Calendario ricco di appuntamenti per il progetto Generatori. Dopo l’intensa due giorni vissuta all’interno dell’Istituto d’Istruzione Superiore “Luigi Einaudi” di Roma, l’iniziativa di OPES si trasferisce in altre due città e cambia ambiente. Dalle aule scolastiche passa ad altri luoghi di aggregazione come i centri sportivi. Sabato 9 e domenica 10 novembre Generatori sarà ad Andria e ad Aosta e verrà ospitato rispettivamente dal Centro Sportivo Federico II di Svevia e dal Centro Sportivo Natatio Omnibus. Il viaggio attraverso lo “Stivale” prosegue così: senza sosta.

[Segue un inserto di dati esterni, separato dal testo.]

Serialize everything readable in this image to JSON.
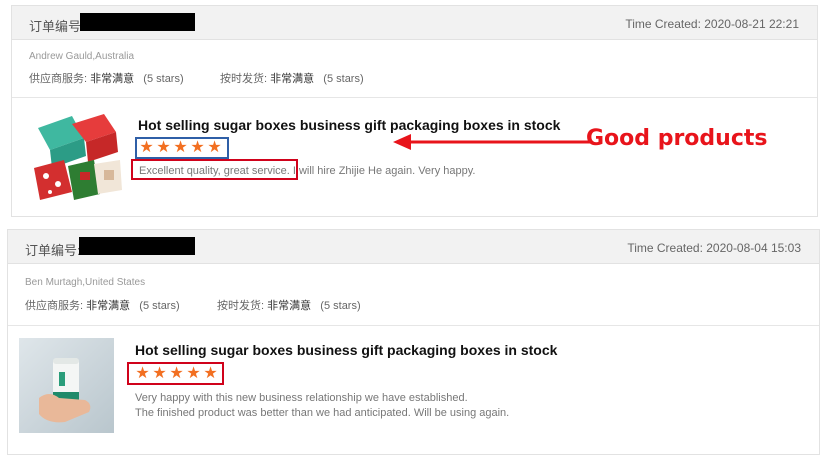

L’obiettivo in ogni caso rimane sempre lo stesso, ovvero incontrare i teenager italiani per trasformare insieme il mondo del volontariato.

 

Durante il weekend, sia in Puglia sia in Valle d’Aosta, i formatori di OPES e i giovani sportivi tra i 14 e i 19 anni si confronteranno su tematiche connesse al volontariato e si focalizzeranno sui significati di bene comune e cittadinanza attiva. Dalle parole e dalle riflessioni si passerà ai fatti. Domenica, infatti, i ragazzi si attiveranno per svolgere una missione: realizzare qualcosa di utile per il loro territorio. Che sia un’azione a tema green o socio-assistenziale non avrà importanza, l’aspetto più rilevante è che un piccolo gesto generi valore nella società.

 

Al termine di questa esperienza di due giorni, anche ad Andria e ad Aosta saranno selezionati dei futuri Generatori di buone pratiche. I teenager scelti, prima di avviare delle azioni di volontariato nelle loro città o di dare vita ad un’associazione di Terzo Settore, dovranno seguire un percorso formativo della durata di 20 ore. Accedendo ad una piattaforma FAD, riceveranno tutte le nozioni e le informazioni utili per comprendere il mondo dell’associazionismo e per operare sul territorio rispettando le normative in vigore.

 

L’iniziativa di OPES, che è cofinanziata dal Ministero del Lavoro e delle Politiche sociali, grazie alla creatività e all’intraprendenza dei partecipanti a Generatori, vedrà fiorire 100 nuove associazioni di volontariato entro la fine del progetto.